The two key things leaders know about stress

Today leaders need to know how to ‘lead’ themselves through their own life and their daily responsibilities as leader at work.

We have a frighteningly fast pace of change and innovation, changing expectations, demands and concerns for staff and their well being and development, not to mention new ways of communicating, selling, distributing to make a difference… As well as thriving in a global financial ‘crisis’ The leader who understands a couple of things will fare better than those who don’t.

Firstly – while it might be you can influence somehow the pace and rate of change and innovation, you can’t stop it or control it. What you do have is total control over how you think about these things. As a leader you know that what and how you think about things allows you to choose a response to it.

Secondly – while all things, new, not so new, challenging, inspiring, draining, demanding come at us it is very easy to also try and think about all these things at once. You can’t, well, not very well.

Today’s inspiring and influential leaders understand these two ideas well.

To try to control is a basis of stress. To try to think or do all things at once is also a basis for stress and low performance.

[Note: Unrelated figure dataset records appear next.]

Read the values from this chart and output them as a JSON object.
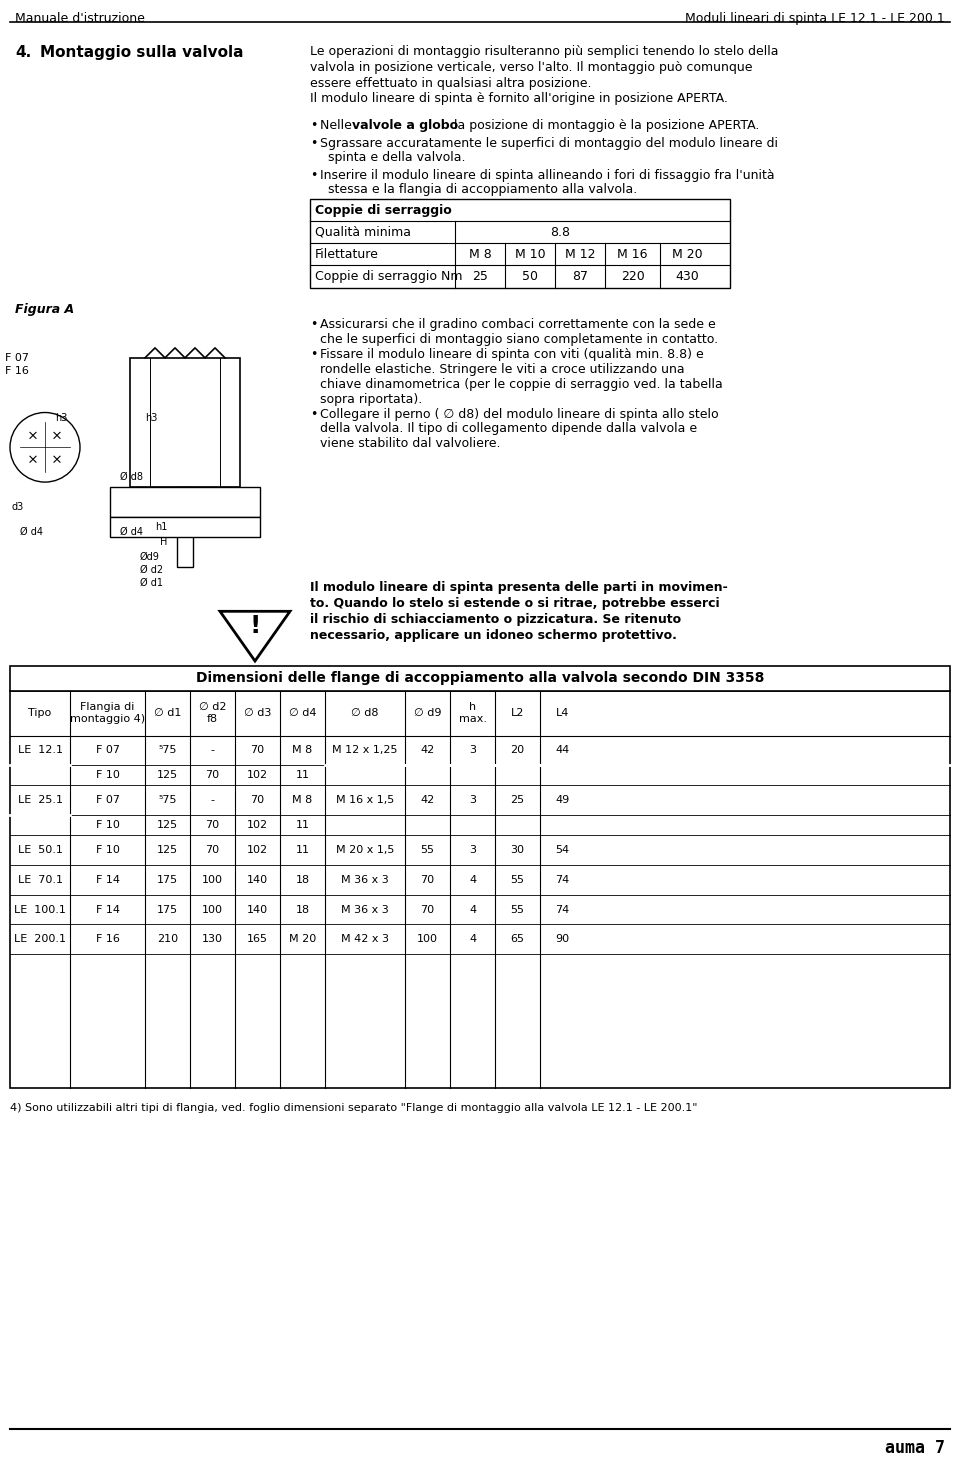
{
  "header_left": "Manuale d'istruzione",
  "header_right": "Moduli lineari di spinta LE 12.1 - LE 200.1",
  "section_num": "4.",
  "section_title": "Montaggio sulla valvola",
  "section_text": [
    "Le operazioni di montaggio risulteranno più semplici tenendo lo stelo della",
    "valvola in posizione verticale, verso l'alto. Il montaggio può comunque",
    "essere effettuato in qualsiasi altra posizione.",
    "Il modulo lineare di spinta è fornito all'origine in posizione APERTA."
  ],
  "bullet_points": [
    "Nelle valvole a globo la posizione di montaggio è la posizione APERTA.",
    "Sgrassare accuratamente le superfici di montaggio del modulo lineare di\n    spinta e della valvola.",
    "Inserire il modulo lineare di spinta allineando i fori di fissaggio fra l'unità\n    stessa e la flangia di accoppiamento alla valvola."
  ],
  "table1_title": "Coppie di serraggio",
  "table1_rows": [
    [
      "Qualità minima",
      "8.8",
      "",
      "",
      "",
      ""
    ],
    [
      "Filettature",
      "M 8",
      "M 10",
      "M 12",
      "M 16",
      "M 20"
    ],
    [
      "Coppie di serraggio Nm",
      "25",
      "50",
      "87",
      "220",
      "430"
    ]
  ],
  "figura_label": "Figura A",
  "bullet_points2": [
    "Assicurarsi che il gradino combaci correttamente con la sede e\n    che le superfici di montaggio siano completamente in contatto.",
    "Fissare il modulo lineare di spinta con viti (qualità min. 8.8) e\n    rondelle elastiche. Stringere le viti a croce utilizzando una\n    chiave dinamometrica (per le coppie di serraggio ved. la tabella\n    sopra riportata).",
    "Collegare il perno ( ∅ d8) del modulo lineare di spinta allo stelo\n    della valvola. Il tipo di collegamento dipende dalla valvola e\n    viene stabilito dal valvoliere."
  ],
  "warning_text": [
    "Il modulo lineare di spinta presenta delle parti in movimen-",
    "to. Quando lo stelo si estende o si ritrae, potrebbe esserci",
    "il rischio di schiacciamento o pizzicatura. Se ritenuto",
    "necessario, applicare un idoneo schermo protettivo."
  ],
  "table2_title": "Dimensioni delle flange di accoppiamento alla valvola secondo DIN 3358",
  "table2_headers": [
    "Tipo",
    "Flangia di\nmontaggio 4)",
    "∅ d1",
    "∅ d2\nf8",
    "∅ d3",
    "∅ d4",
    "∅ d8",
    "∅ d9",
    "h\nmax.",
    "L2",
    "L4"
  ],
  "table2_rows": [
    [
      "LE  12.1",
      "F 07",
      "⁵75",
      "-",
      "70",
      "M 8",
      "M 12 x 1,25",
      "42",
      "3",
      "20",
      "44"
    ],
    [
      "",
      "F 10",
      "125",
      "70",
      "102",
      "11",
      "",
      "",
      "",
      "",
      ""
    ],
    [
      "LE  25.1",
      "F 07",
      "⁵75",
      "-",
      "70",
      "M 8",
      "M 16 x 1,5",
      "42",
      "3",
      "25",
      "49"
    ],
    [
      "",
      "F 10",
      "125",
      "70",
      "102",
      "11",
      "",
      "",
      "",
      "",
      ""
    ],
    [
      "LE  50.1",
      "F 10",
      "125",
      "70",
      "102",
      "11",
      "M 20 x 1,5",
      "55",
      "3",
      "30",
      "54"
    ],
    [
      "LE  70.1",
      "F 14",
      "175",
      "100",
      "140",
      "18",
      "M 36 x 3",
      "70",
      "4",
      "55",
      "74"
    ],
    [
      "LE  100.1",
      "F 14",
      "175",
      "100",
      "140",
      "18",
      "M 36 x 3",
      "70",
      "4",
      "55",
      "74"
    ],
    [
      "LE  200.1",
      "F 16",
      "210",
      "130",
      "165",
      "M 20",
      "M 42 x 3",
      "100",
      "4",
      "65",
      "90"
    ]
  ],
  "footnote": "4) Sono utilizzabili altri tipi di flangia, ved. foglio dimensioni separato \"Flange di montaggio alla valvola LE 12.1 - LE 200.1\"",
  "footer_brand": "auma 7",
  "bg_color": "#ffffff",
  "text_color": "#000000",
  "line_color": "#000000"
}
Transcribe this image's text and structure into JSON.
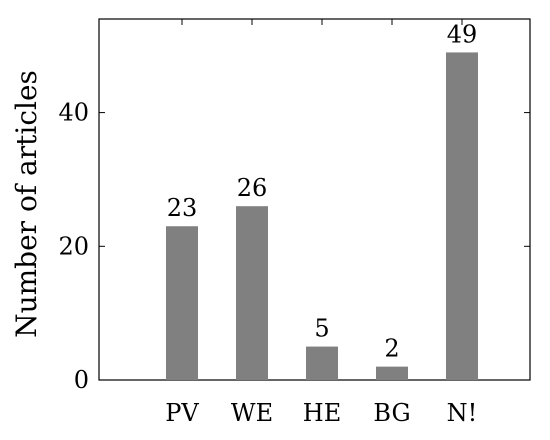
{
  "chart_data": {
    "type": "bar",
    "categories": [
      "PV",
      "WE",
      "HE",
      "BG",
      "N!"
    ],
    "values": [
      23,
      26,
      5,
      2,
      49
    ],
    "data_labels": [
      "23",
      "26",
      "5",
      "2",
      "49"
    ],
    "title": "",
    "xlabel": "",
    "ylabel": "Number of articles",
    "ylim": [
      0,
      54
    ],
    "yticks": [
      0,
      20,
      40
    ],
    "ytick_labels": [
      "0",
      "20",
      "40"
    ],
    "grid": false,
    "legend": "none",
    "bar_color": "#808080"
  }
}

Our brains are just not wired to think through a number of different and complex issues all at once.

Key steps to take:

Let go of the idea that change as we have talked about it here is by definition ’hard.’ Ask yourself:

  • How else could you view it?
  • What is perfect about the changes you are having to lead yourself and others through?
  • What is at the other side of this change that will be of great benefit – to you, to your staff, to your family, to the world?
  • Focus on the benefits and opportunities of change, your brain likes that, it puts you in a toward state and allows you to stay calm and more able to think clearly.

Now with a more useful take on pace and change start to notice what your thoughts are and deal with them one at a time – no doubt some thoughts you have you can let go of immediately.

Once you have achieved that connection to thinking about your thinking and have mastered – or at least you are working at focusing on one thing at a time, there is another strategy you could employ here.

That strategy is ‘mindfulness.’ In other words, tame your wild mind and become mindful of your environment in the moment. Now this might be sounding a bit ‘fringey’ but really, all I am saying here is take a moment to

  • breathe deeply and feel the breath enter and leave your body
  • notice what else you are feeling internally, externally
  • what are you seeing, hearing – consume your surroundings with all of your senses.

You only need to spend a minute or 2 on this to release stress in the moment thus being able to return to your focus more resourceful and connected – try it, it works, and you might just like it!

I often refer coaching clients to a great book called ‘Know Thyself’ by Dr Craig Hassed.  In it there are plenty of tools and a stress release programme that helps build mindfulness and release stress. It is perfect for leaders and managers in a fast paced or apparently stressful situation.